The rule reverses prior regulations that limited the duration of STLDI coverage to less than 3 months after the original effective date of the contract. If finalized, the rule would extend the permitted duration of STLDI to a period of less than 12 months. The rule does not require issuers to guarantee renewability of STLDI policies; however, it does not prohibit individuals from re-applying for coverage for another 364 days (which would likely be subject to medical underwriting).

The proposed regulations are in furtherance of an October 2017 Executive Order instructing the Agencies to consider ways to promote healthcare choice and competition by, among other things, expanding the availability of STLDI. The regulations are open for public comment for 60 days.

Although STLDI is sold in the individual market, it is exempt from ACA’s insurance mandates, which typically makes it more affordable than the ACA-compliant plans that are required to offer coverage in ten broad categories of essential health benefits and contain other consumer protections. STLDI, on the other hand, is not required to cover essential benefits and may contain preexisting condition exclusions and annual and lifetime limits.

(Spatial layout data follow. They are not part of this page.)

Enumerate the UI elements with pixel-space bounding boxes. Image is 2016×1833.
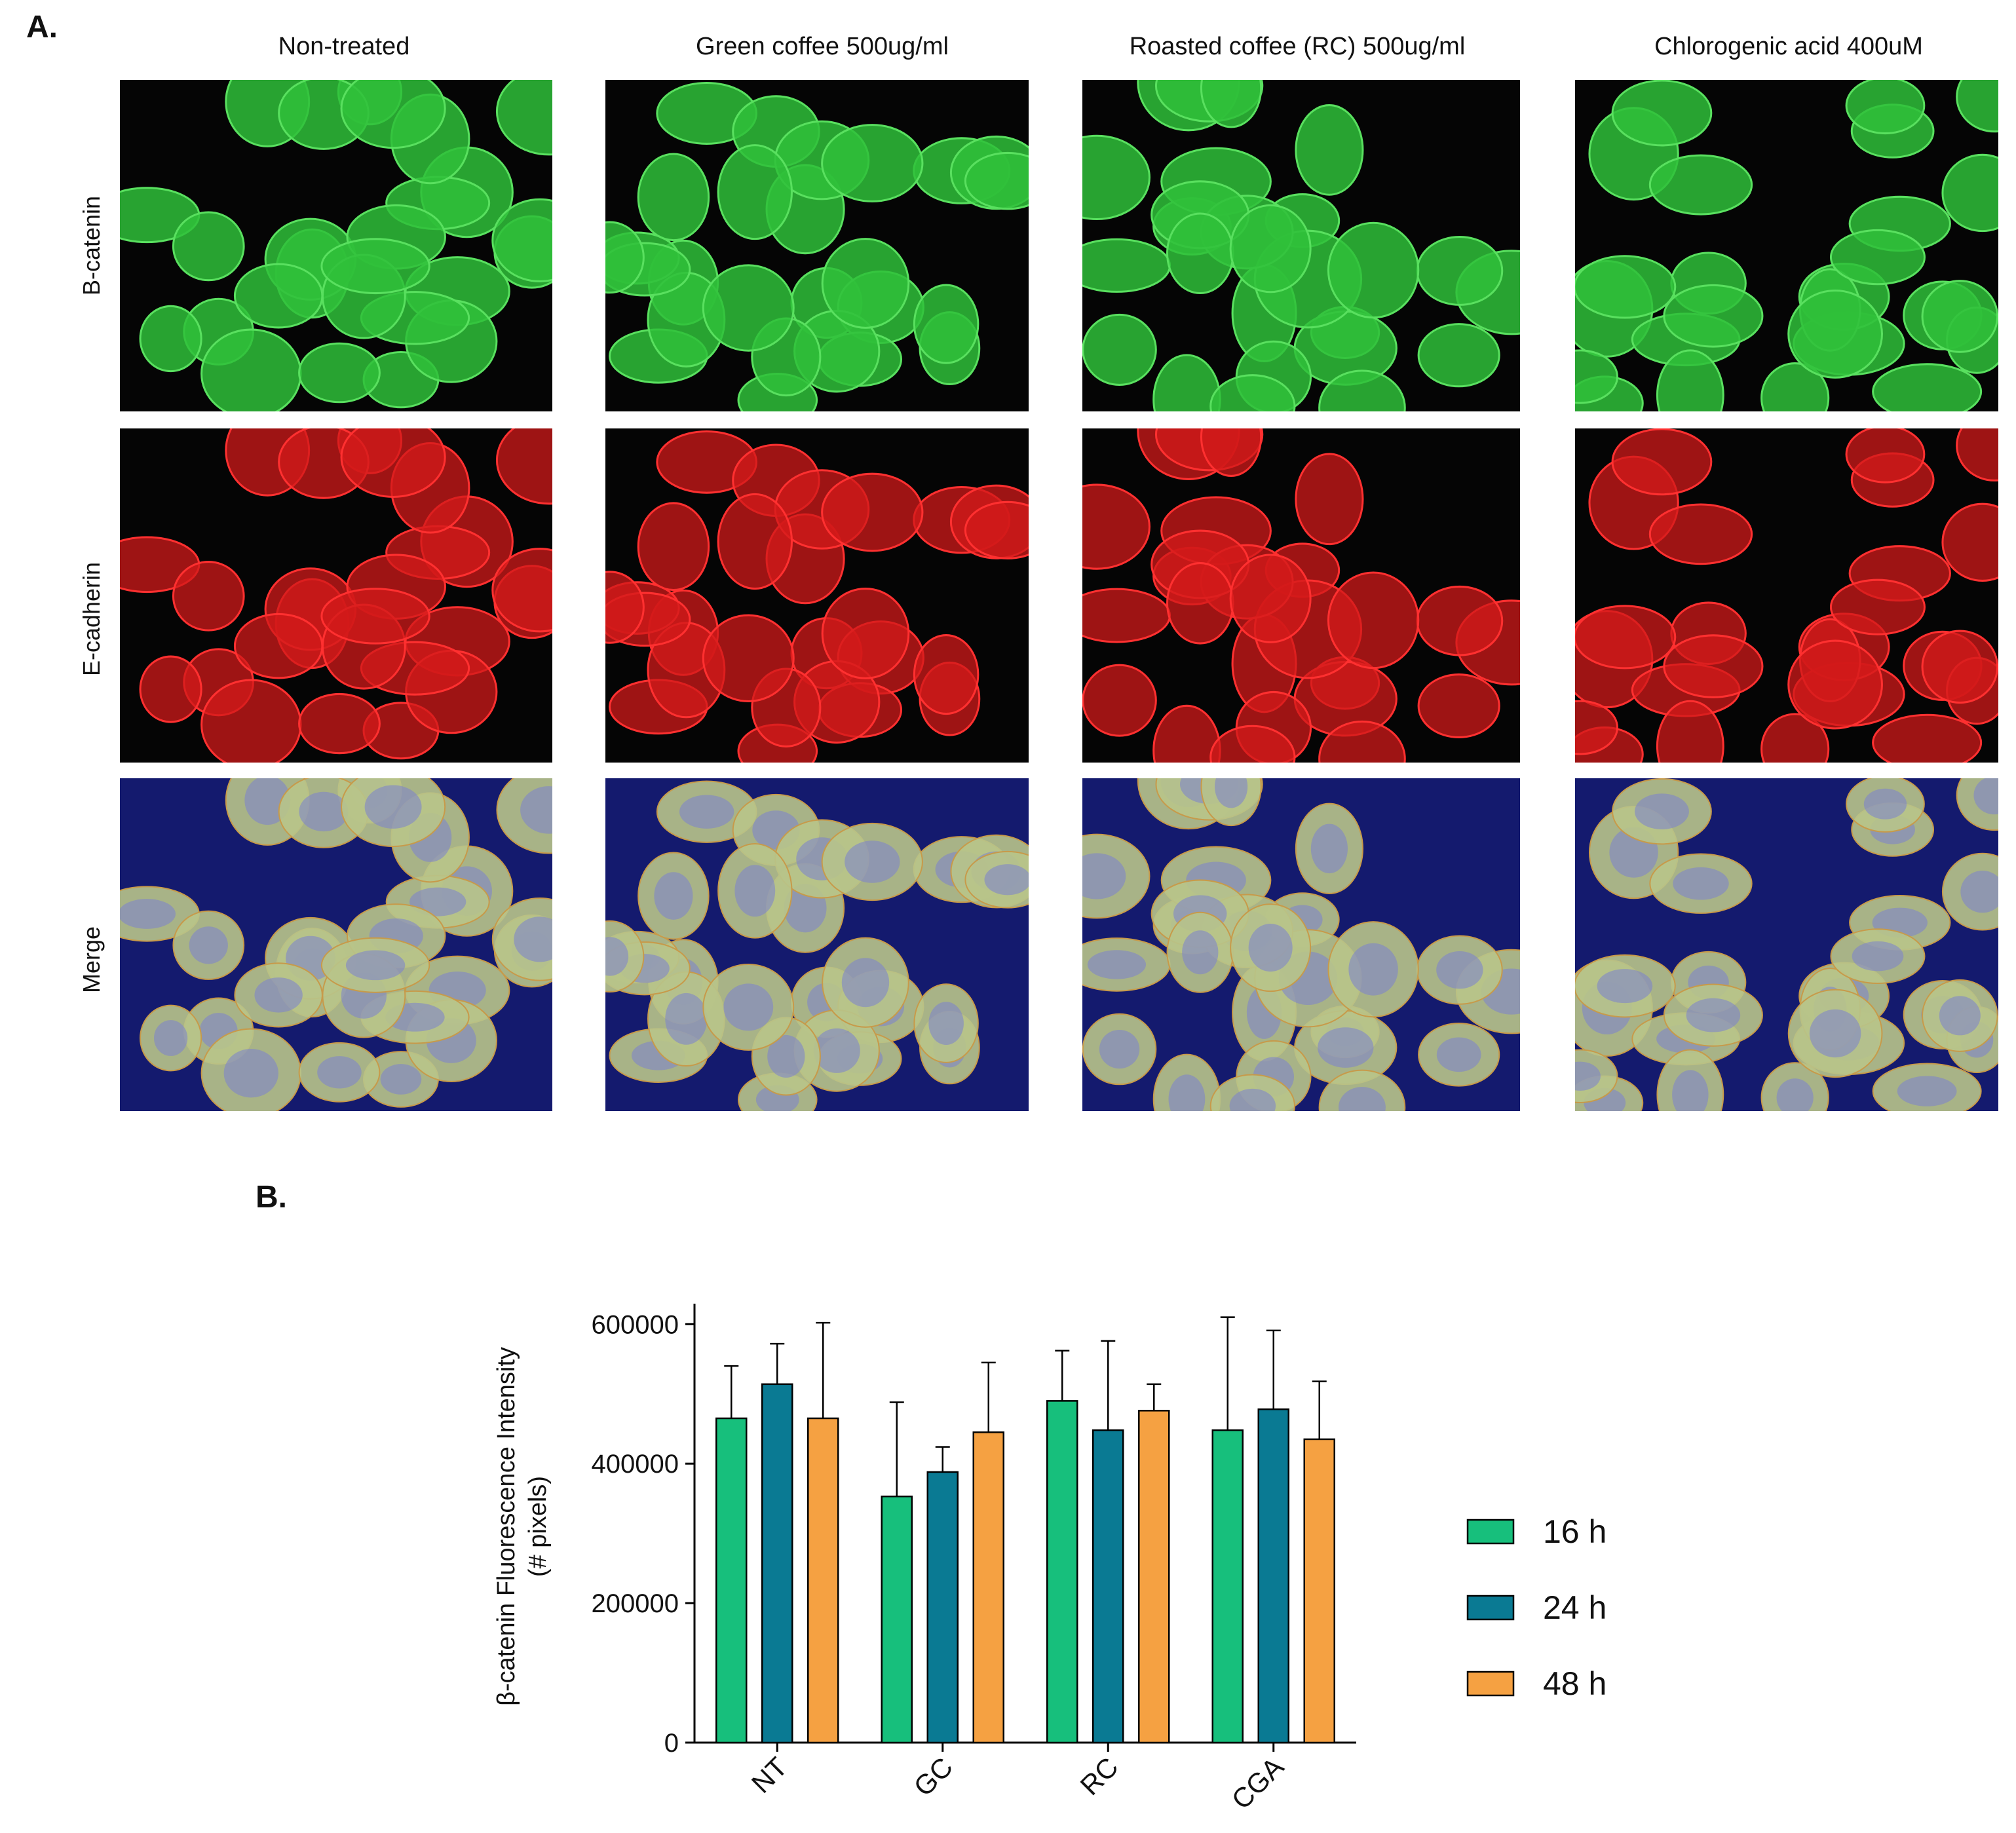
bar-chart: 0 200000 400000 600000 β-catenin Fluorescenc… bbox=[459, 1271, 1638, 1824]
column-title-green-coffee: Green coffee 500ug/ml bbox=[696, 33, 949, 60]
row-label-merge: Merge bbox=[78, 926, 105, 994]
bar bbox=[761, 1383, 793, 1744]
micrograph-e-cadherin-chlorogenic-acid bbox=[1575, 428, 1998, 763]
bar bbox=[1092, 1429, 1124, 1744]
panel-b-label: B. bbox=[256, 1180, 287, 1215]
column-title-non-treated: Non-treated bbox=[278, 33, 410, 60]
x-tick-label: RC bbox=[1074, 1751, 1124, 1801]
bar bbox=[1211, 1429, 1244, 1744]
y-tick-label: 200000 bbox=[592, 1589, 679, 1618]
panel-a-label: A. bbox=[26, 10, 58, 45]
column-title-roasted-coffee: Roasted coffee (RC) 500ug/ml bbox=[1129, 33, 1466, 60]
legend-label: 16 h bbox=[1543, 1513, 1607, 1550]
legend-label: 24 h bbox=[1543, 1589, 1607, 1626]
micrograph-b-catenin-chlorogenic-acid bbox=[1575, 80, 1998, 411]
row-label-b-catenin: B-catenin bbox=[78, 195, 105, 296]
micrograph-merge-roasted-coffee bbox=[1082, 778, 1520, 1111]
bar bbox=[807, 1417, 839, 1744]
micrograph-merge-green-coffee bbox=[605, 778, 1029, 1111]
x-tick-label: GC bbox=[907, 1751, 959, 1802]
bar bbox=[1138, 1410, 1170, 1744]
y-tick-label: 400000 bbox=[592, 1450, 679, 1479]
bar bbox=[881, 1495, 913, 1744]
legend-swatch bbox=[1466, 1595, 1515, 1621]
y-tick-label: 600000 bbox=[592, 1310, 679, 1339]
micrograph-e-cadherin-non-treated bbox=[120, 428, 552, 763]
bar bbox=[972, 1431, 1004, 1744]
micrograph-merge-chlorogenic-acid bbox=[1575, 778, 1998, 1111]
micrograph-merge-non-treated bbox=[120, 778, 552, 1111]
micrograph-b-catenin-green-coffee bbox=[605, 80, 1029, 411]
legend-swatch bbox=[1466, 1519, 1515, 1545]
bar bbox=[1303, 1438, 1335, 1744]
micrograph-e-cadherin-roasted-coffee bbox=[1082, 428, 1520, 763]
y-axis-label: β-catenin Fluorescence Intensity bbox=[493, 1347, 520, 1706]
micrograph-b-catenin-non-treated bbox=[120, 80, 552, 411]
column-title-chlorogenic-acid: Chlorogenic acid 400uM bbox=[1654, 33, 1923, 60]
row-label-e-cadherin: E-cadherin bbox=[78, 561, 105, 677]
legend-label: 48 h bbox=[1543, 1665, 1607, 1702]
bar bbox=[715, 1417, 748, 1744]
micrograph-e-cadherin-green-coffee bbox=[605, 428, 1029, 763]
chart-svg: 0 200000 400000 600000 β-catenin Fluorescenc… bbox=[493, 1304, 1607, 1815]
micrograph-b-catenin-roasted-coffee bbox=[1082, 80, 1520, 411]
x-tick-label: NT bbox=[746, 1751, 793, 1799]
bar bbox=[1257, 1408, 1289, 1744]
bar bbox=[1046, 1400, 1078, 1744]
legend-swatch bbox=[1466, 1671, 1515, 1697]
y-tick-label: 0 bbox=[664, 1729, 679, 1758]
bar bbox=[926, 1471, 959, 1744]
y-axis-label: (# pixels) bbox=[524, 1476, 552, 1577]
x-tick-label: CGA bbox=[1226, 1751, 1290, 1815]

There is concern that expansion of STLDI availability may result in increased morbidity in the individual and small group markets due to younger, healthier individuals being encouraged to purchase STLDI. The federal government; however, expects that a relatively low percentage of individual market enrollees will shift to STLDI plans, and that only 10% would have been subsidy eligible had they maintained their Marketplace coverage.

In addition, increasing the duration of STLDI reduces the risk of a gap in coverage for people who become seriously ill while covered. Under current rules, they may have a gap in coverage before being able to enroll in a Marketplace plan that provides more robust coverage (another STLDI plan would likely exclude their condition as pre-existing).     Also, since STLDI typically is not network-based, it allows for greater choice of providers, which may be useful in rural areas where provider networks under ACA plans are limited.

The proposed rule does not include an effective date for a final rule; however, the Agencies have proposed that the rule, if finalized, would be effective 60 days after publication of the final rule.